23Der Beklagte verwarf den Einspruch der Klägerin mit Einspruchsentscheidung vom 19.02.2014 als unzulässig. Hierzu führte er insbesondere an, die Klägerin wolle offensichtlich eine Konkurrentenklage erheben. Voraussetzung für die Zulässigkeit einer Konkurrentenklage sei, dass zwischen dem Kläger und einem Dritten ein konkretes Wettbewerbsverhältnis bestehe. Vorliegend liege zwischen der Klägerin und der Beigeladenen kein Wettbewerbsverhältnis vor. Die Klägerin sei aus rechtlichen Gründen nicht in der Lage, mit der Beigeladenen in Wettbewerb zu treten. Auf die Einspruchsentscheidung wird verwiesen.
24Die Klägerin hat daraufhin am 10.03.2014 die vorliegende Klage erhoben.
25Mit Schreiben vom 25.03.2008 hatte die Klägerin die Beklagte bereits um Auskunft darüber ersucht, ob die Umsätze der W vom Beklagten der Umsatzsteuer unterworfen würden.Der Beklagte hatte das Auskunftsersuchen mit Schreiben vom 11.09.2008 abgelehnt. Im Rahmen des wegen des Auskunftsersuchens geführten, mittlerweile erledigten Klageverfahrens (erstinstanzliches Verfahren: Finanzgericht Köln, Az. 1 K 2368/10; Revisionsverfahren: VII R 20/16) ergab sich, dass der Beklagte die Umsätze der W in den Jahren ... als nicht steuerbar und steuerpflichtig behandelt hatte. Insoweit wird auf das Protokoll der mündlichen Verhandlung im Revisionsverfahren vom 18.09.2018 verwiesen (Bl. 217 bis 219 der Prozessakte).

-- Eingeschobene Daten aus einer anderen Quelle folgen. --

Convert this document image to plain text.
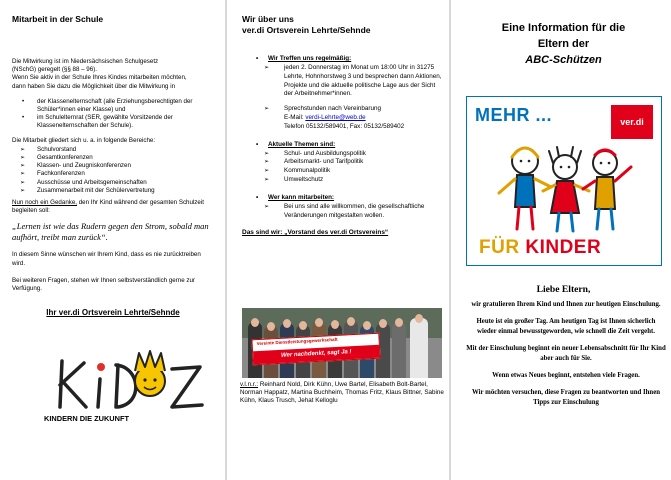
Mitarbeit in der Schule

Die Mitwirkung ist im Niedersächsischen Schulgesetz

(NSchG) geregelt (§§ 88 – 96).

Wenn Sie aktiv in der Schule Ihres Kindes mitarbeiten möchten,

dann haben Sie dazu die Möglichkeit über die Mitwirkung in

• der Klassenelternschaft (alle Erziehungsberechtigten der Schüler*innen einer Klasse) und
• im Schulelternrat (SER, gewählte Vorsitzende der Klassenelternschaften der Schule).
Die Mitarbeit gliedert sich u. a. in folgende Bereiche:
➢ Schulvorstand
➢ Gesamtkonferenzen
➢ Klassen- und Zeugniskonferenzen
➢ Fachkonferenzen
➢ Ausschüsse und Arbeitsgemeinschaften
➢ Zusammenarbeit mit der Schülervertretung
Nun noch ein Gedanke, den Ihr Kind während der gesamten Schulzeit begleiten soll:
„Lernen ist wie das Rudern gegen den Strom, sobald man aufhört, treibt man zurück“.
In diesem Sinne wünschen wir Ihrem Kind, dass es nie zurücktreiben wird.
Bei weiteren Fragen, stehen wir Ihnen selbstverständlich gerne zur Verfügung.
Ihr ver.di Ortsverein Lehrte/Sehnde
KINDERN DIE ZUKUNFT
Wir über uns
ver.di Ortsverein Lehrte/Sehnde
• Wir Treffen uns regelmäßig:
➢ jeden 2. Donnerstag im Monat um 18:00 Uhr in 31275 Lehrte, Hohnhorstweg 3 und besprechen dann Aktionen, Projekte und die aktuelle politische Lage aus der Sicht der Arbeitnehmer*innen.
➢ Sprechstunden nach Vereinbarung
E-Mail: verdi-Lehrte@web.de
Telefon 05132/589401, Fax: 05132/589402
• Aktuelle Themen sind:
➢ Schul- und Ausbildungspolitik
➢ Arbeitsmarkt- und Tarifpolitik
➢ Kommunalpolitik
➢ Umweltschutz
• Wer kann mitarbeiten:
➢ Bei uns sind alle willkommen, die gesellschaftliche Veränderungen mitgestalten wollen.
Das sind wir: „Vorstand des ver.di Ortsvereins“
Vereinte Dienstleistungsgewerkschaft
Wer nachdenkt, sagt Ja !
v.l.n.r.: Reinhard Nold, Dirk Kühn, Uwe Bartel, Elisabeth Bolt-Bartel, Norman Happatz, Martina Buchheim, Thomas Fritz, Klaus Bittner, Sabine Kühn, Klaus Trusch, Jehat Kelloglu
Eine Information für die
Eltern der
ABC-Schützen
Liebe Eltern,

wir gratulieren Ihrem Kind und Ihnen zur heutigen Einschulung.

Heute ist ein großer Tag. Am heutigen Tag ist Ihnen sicherlich wieder einmal bewusstgeworden, wie schnell die Zeit vergeht.

Mit der Einschulung beginnt ein neuer Lebensabschnitt für Ihr Kind aber auch für Sie.

Wenn etwas Neues beginnt, entstehen viele Fragen.

Wir möchten versuchen, diese Fragen zu beantworten und Ihnen Tipps zur Einschulung

MEHR ...	ver.di
FÜR KINDER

26Im Hinblick auf die Klage wegen des Auskunftsersuchens hat das vorliegende Klageverfahren bis zum Abschluss des Revisionsverfahrens VII R 20/16 am 18.09.2018 gemäß § 251 Satz 1 ZPO i.V.m. § 155 FGO geruht.
27Mit Beschluss vom 05.08.2019 ist die W gemäß § 60 Abs. 3 FGO zum Verfahren notwendig beigeladen worden. Auf den Beschluss wird verwiesen.
28Die Klägerin begründet ihre Klage mit Bezugnahme auf ihr außergerichtliches Vorbringen und ihr Vorbringen in den Verfahren 1 K 2368/10 und VII R 20/16.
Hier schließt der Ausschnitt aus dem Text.